Is that Mom spying on Hannah as she meets her new beau for a little make-out session under the underpass? And Dr. Mom can get downright crude when questioning her daughter’s sex life.

“I don’t know how many snakes you’ve invited into your cave!”

Lonely Hannah’s making some sketchy friends at school. Raven (Lexy Ronning) and Victor (Joshua Malekos) are awfully keen on getting her to “come hunting” with them. That’ll entail sneaking out and making out, and a bit of drinking as they have fun with firearms and shoot mostly inedible wildlife, apparently for trophy mounting.

That “secret hunting society” means raccoon and pheasant gutting. Good times.

But when the guy Hannah claims she’s “not that close to” winds up dead, she finds herself questioned by law enforcement and having flashbacks to her childhood, which she turns into disturbing sketches for art class.

All that first act exposition and action points the viewer towards one conclusion, no matter how many other possible suspects are considered. The movie is about Hannah’s response to all this as she meanders through adolescence with questions about boys, conflicted loyalties and the seriously creepy vibe her hypodermic-happy mother (diabetes) puts out there.

There are night sequences in “Twisted” in which one can barely make out the action, and most every scene that’s meant to build tension and suspense just mopes by until the third act, where we get a taste of competently-handled action.

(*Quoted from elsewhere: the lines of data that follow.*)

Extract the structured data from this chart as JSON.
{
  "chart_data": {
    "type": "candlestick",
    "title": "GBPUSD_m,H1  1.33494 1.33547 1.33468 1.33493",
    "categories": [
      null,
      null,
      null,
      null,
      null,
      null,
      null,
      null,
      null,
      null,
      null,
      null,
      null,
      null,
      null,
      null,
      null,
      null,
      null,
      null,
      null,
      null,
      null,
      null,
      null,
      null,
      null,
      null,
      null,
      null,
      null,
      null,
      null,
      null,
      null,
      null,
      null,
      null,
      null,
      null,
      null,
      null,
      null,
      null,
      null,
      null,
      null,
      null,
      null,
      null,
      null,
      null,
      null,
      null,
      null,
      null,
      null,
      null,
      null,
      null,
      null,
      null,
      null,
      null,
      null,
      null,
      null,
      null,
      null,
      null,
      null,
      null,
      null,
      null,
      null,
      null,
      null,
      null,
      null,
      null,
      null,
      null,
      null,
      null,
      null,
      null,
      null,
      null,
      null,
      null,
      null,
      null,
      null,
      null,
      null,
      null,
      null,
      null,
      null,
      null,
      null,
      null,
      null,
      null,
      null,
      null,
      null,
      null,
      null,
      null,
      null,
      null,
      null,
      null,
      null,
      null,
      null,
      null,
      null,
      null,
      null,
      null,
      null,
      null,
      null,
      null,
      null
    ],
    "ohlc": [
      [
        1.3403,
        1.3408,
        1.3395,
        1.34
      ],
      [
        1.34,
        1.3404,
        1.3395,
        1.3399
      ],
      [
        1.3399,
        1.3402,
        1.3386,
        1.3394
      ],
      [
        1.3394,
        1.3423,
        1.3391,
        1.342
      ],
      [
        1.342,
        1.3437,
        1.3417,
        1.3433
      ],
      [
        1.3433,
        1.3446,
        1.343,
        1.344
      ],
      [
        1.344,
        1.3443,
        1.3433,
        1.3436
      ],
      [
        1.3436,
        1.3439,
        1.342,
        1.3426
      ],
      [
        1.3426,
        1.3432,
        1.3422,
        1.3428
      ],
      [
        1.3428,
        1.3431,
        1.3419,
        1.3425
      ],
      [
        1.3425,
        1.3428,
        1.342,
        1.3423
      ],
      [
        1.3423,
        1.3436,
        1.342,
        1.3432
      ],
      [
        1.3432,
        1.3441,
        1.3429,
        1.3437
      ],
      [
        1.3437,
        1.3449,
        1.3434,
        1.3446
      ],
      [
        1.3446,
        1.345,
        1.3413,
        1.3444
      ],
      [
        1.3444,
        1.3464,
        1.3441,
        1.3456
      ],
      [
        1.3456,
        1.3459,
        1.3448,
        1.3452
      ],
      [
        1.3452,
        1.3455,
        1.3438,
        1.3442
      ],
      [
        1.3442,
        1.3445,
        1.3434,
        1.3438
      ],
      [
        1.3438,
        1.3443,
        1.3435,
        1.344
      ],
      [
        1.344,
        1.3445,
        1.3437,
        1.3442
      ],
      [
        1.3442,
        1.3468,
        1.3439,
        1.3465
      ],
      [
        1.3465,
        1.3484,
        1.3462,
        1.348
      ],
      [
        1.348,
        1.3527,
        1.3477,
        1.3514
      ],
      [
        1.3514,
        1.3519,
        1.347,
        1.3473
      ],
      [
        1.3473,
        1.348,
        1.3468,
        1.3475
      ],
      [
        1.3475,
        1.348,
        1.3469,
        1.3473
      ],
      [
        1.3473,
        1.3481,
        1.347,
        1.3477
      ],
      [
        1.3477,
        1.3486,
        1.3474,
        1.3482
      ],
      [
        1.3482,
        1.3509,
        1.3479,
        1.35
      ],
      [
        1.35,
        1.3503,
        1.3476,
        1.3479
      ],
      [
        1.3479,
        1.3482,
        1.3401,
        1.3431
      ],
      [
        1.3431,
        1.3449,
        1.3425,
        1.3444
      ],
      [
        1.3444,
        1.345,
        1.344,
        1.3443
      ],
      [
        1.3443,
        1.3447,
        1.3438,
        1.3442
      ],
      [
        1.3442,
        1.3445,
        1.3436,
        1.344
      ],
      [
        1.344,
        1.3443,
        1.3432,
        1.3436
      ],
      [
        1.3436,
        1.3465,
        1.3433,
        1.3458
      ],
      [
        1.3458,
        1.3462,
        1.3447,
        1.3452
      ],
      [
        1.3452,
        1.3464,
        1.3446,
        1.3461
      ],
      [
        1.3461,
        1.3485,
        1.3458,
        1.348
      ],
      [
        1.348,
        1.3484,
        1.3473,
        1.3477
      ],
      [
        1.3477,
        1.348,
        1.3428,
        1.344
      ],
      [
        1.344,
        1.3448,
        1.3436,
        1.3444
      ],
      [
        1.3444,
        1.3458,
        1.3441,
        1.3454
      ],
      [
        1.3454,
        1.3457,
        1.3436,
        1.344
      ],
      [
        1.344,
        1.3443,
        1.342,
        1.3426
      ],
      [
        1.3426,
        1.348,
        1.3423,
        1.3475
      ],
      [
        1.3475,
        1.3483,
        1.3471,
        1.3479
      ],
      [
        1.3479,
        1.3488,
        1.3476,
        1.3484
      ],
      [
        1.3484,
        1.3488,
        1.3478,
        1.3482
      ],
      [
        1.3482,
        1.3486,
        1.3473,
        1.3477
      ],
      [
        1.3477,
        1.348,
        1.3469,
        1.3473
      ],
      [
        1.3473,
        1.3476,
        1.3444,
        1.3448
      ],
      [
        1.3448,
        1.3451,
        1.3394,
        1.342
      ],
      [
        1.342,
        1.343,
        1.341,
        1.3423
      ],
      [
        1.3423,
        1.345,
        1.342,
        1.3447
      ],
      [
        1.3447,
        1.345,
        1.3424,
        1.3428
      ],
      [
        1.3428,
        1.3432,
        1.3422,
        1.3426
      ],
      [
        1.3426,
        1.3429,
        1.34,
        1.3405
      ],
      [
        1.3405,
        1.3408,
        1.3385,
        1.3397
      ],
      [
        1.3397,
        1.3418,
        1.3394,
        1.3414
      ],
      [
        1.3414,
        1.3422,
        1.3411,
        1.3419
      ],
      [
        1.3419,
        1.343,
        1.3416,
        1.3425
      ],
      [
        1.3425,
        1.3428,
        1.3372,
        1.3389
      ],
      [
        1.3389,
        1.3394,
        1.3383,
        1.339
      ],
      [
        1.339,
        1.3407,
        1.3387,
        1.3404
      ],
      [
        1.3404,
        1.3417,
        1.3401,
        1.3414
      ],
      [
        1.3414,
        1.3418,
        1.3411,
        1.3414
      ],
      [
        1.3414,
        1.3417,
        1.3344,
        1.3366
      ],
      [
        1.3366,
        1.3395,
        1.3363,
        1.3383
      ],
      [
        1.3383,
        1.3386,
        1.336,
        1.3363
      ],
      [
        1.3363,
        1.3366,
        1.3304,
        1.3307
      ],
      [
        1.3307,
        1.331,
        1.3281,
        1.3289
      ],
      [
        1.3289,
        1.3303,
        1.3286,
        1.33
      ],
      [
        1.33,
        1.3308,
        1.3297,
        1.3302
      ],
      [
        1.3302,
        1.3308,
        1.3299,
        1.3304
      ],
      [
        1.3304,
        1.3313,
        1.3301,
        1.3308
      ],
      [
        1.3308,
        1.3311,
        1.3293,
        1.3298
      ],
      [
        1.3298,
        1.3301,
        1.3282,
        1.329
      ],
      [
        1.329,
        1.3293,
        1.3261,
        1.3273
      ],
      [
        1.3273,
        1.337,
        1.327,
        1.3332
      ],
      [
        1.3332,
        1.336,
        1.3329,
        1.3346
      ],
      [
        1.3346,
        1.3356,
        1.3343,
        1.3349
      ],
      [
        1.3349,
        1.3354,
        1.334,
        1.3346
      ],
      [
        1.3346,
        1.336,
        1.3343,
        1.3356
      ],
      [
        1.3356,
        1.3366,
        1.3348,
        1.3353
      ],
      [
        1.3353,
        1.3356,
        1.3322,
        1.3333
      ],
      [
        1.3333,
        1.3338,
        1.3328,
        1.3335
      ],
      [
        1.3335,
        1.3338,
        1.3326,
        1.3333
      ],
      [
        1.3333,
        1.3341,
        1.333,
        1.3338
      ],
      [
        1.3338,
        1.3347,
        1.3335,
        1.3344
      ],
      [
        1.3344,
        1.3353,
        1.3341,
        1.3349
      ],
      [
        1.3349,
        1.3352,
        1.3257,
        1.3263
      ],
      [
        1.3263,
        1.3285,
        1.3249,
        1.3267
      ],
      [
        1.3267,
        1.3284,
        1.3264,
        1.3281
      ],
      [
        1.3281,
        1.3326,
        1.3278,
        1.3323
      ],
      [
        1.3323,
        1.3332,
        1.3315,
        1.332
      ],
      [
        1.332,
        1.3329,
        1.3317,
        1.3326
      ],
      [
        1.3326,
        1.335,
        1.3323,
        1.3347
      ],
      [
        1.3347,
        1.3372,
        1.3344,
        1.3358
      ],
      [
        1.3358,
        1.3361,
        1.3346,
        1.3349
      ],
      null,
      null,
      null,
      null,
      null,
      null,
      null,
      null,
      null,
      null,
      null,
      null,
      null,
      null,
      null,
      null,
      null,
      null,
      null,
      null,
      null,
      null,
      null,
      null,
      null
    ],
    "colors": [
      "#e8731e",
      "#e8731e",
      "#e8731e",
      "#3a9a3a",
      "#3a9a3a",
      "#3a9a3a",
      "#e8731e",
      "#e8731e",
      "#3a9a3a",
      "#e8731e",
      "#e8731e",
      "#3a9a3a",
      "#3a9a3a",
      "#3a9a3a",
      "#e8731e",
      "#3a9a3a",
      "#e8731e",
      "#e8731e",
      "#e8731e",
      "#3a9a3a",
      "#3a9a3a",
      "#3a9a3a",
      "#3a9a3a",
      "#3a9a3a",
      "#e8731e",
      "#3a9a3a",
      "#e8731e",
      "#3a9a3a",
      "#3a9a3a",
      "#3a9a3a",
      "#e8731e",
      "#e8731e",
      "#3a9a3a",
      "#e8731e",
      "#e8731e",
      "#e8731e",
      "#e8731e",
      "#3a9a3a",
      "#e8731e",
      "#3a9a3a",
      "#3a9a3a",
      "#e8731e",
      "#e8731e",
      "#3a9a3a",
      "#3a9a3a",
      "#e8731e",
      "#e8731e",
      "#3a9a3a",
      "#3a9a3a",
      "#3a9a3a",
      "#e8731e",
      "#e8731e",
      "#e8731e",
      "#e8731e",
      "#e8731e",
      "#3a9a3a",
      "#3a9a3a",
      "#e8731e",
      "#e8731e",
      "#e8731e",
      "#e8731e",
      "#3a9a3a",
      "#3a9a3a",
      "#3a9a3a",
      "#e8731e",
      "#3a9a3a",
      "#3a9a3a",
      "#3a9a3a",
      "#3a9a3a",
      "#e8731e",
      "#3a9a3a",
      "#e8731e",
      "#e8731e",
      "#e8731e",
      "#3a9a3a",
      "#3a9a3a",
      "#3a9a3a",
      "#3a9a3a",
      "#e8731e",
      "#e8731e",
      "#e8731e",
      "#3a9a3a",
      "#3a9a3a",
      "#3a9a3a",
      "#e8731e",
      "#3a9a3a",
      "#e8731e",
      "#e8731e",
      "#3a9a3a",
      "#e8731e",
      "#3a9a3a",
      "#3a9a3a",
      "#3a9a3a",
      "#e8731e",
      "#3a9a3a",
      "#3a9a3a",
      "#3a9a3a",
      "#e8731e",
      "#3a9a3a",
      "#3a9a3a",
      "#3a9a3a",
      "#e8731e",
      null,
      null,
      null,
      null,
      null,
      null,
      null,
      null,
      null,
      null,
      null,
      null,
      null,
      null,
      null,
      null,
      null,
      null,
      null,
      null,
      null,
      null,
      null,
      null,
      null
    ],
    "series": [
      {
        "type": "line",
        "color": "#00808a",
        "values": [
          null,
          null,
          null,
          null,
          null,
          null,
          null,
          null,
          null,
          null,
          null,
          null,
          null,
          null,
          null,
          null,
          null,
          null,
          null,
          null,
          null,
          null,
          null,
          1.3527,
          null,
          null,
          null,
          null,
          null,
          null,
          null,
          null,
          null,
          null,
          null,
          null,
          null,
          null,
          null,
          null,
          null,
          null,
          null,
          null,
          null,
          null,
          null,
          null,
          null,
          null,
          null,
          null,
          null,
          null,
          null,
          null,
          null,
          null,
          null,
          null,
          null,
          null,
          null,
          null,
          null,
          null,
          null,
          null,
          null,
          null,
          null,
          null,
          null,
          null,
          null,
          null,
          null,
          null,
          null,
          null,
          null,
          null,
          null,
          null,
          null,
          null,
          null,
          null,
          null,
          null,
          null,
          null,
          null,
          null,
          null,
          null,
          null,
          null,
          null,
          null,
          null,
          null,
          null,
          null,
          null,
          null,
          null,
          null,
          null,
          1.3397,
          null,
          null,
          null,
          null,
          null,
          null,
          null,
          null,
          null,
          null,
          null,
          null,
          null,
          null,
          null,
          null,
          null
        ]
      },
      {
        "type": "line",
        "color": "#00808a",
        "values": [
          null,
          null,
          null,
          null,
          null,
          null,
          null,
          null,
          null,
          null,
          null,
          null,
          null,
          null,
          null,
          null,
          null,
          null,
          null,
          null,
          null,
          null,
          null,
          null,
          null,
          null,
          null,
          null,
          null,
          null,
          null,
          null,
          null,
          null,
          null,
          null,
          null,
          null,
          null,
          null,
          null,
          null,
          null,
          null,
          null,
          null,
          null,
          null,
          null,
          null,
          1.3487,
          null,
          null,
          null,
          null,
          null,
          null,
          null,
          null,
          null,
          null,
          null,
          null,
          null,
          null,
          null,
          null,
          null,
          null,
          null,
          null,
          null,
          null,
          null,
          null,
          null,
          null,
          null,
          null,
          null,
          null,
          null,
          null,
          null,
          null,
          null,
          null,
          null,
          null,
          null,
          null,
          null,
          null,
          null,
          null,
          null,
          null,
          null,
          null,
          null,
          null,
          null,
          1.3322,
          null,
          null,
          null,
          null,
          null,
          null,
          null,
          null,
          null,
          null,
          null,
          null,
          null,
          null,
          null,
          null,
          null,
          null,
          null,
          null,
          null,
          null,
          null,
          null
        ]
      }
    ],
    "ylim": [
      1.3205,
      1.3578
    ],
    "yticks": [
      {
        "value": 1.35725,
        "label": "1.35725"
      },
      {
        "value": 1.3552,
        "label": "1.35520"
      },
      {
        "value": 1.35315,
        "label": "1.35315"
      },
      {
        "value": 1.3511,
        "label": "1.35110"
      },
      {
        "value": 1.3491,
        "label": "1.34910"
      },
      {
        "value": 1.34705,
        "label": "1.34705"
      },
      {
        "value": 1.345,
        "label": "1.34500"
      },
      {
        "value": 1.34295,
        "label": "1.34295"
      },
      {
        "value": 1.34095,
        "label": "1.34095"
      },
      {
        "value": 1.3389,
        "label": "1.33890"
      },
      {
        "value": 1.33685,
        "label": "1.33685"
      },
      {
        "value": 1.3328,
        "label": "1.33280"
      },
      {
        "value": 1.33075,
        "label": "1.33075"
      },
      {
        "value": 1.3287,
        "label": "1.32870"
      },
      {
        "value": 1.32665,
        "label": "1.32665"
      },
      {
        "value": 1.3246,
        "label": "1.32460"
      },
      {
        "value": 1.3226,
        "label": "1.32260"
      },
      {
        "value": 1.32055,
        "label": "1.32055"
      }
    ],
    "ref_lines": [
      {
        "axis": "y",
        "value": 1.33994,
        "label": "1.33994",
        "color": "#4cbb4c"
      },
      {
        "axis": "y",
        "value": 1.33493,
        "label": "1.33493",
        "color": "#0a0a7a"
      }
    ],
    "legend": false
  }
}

As I said, the leads are OK, but several supporting players don’t bring enough to the table to make their performances compelling or believable. But that may tie into pacing and filmmaking other issues which point straight at Danish writer-director Sofie Vibeke Muasya.

She did a little-seen kidnapping thriller, “Lost in Africa.” Was it better than this? Because the evidence from “Twisted” is that she’s not very good at the thriller basics, clear and concise storytelling or the craft of directing actors.

Rating: Unrated, graphic violence, sexual situations

Cast: Madeleine Masson, Karen Leigh Sharp, Joshua Malekos, Lexy Ronning

Credits: Scripted and directed by Sofie Vibeke Muasya. An Alarm Films release.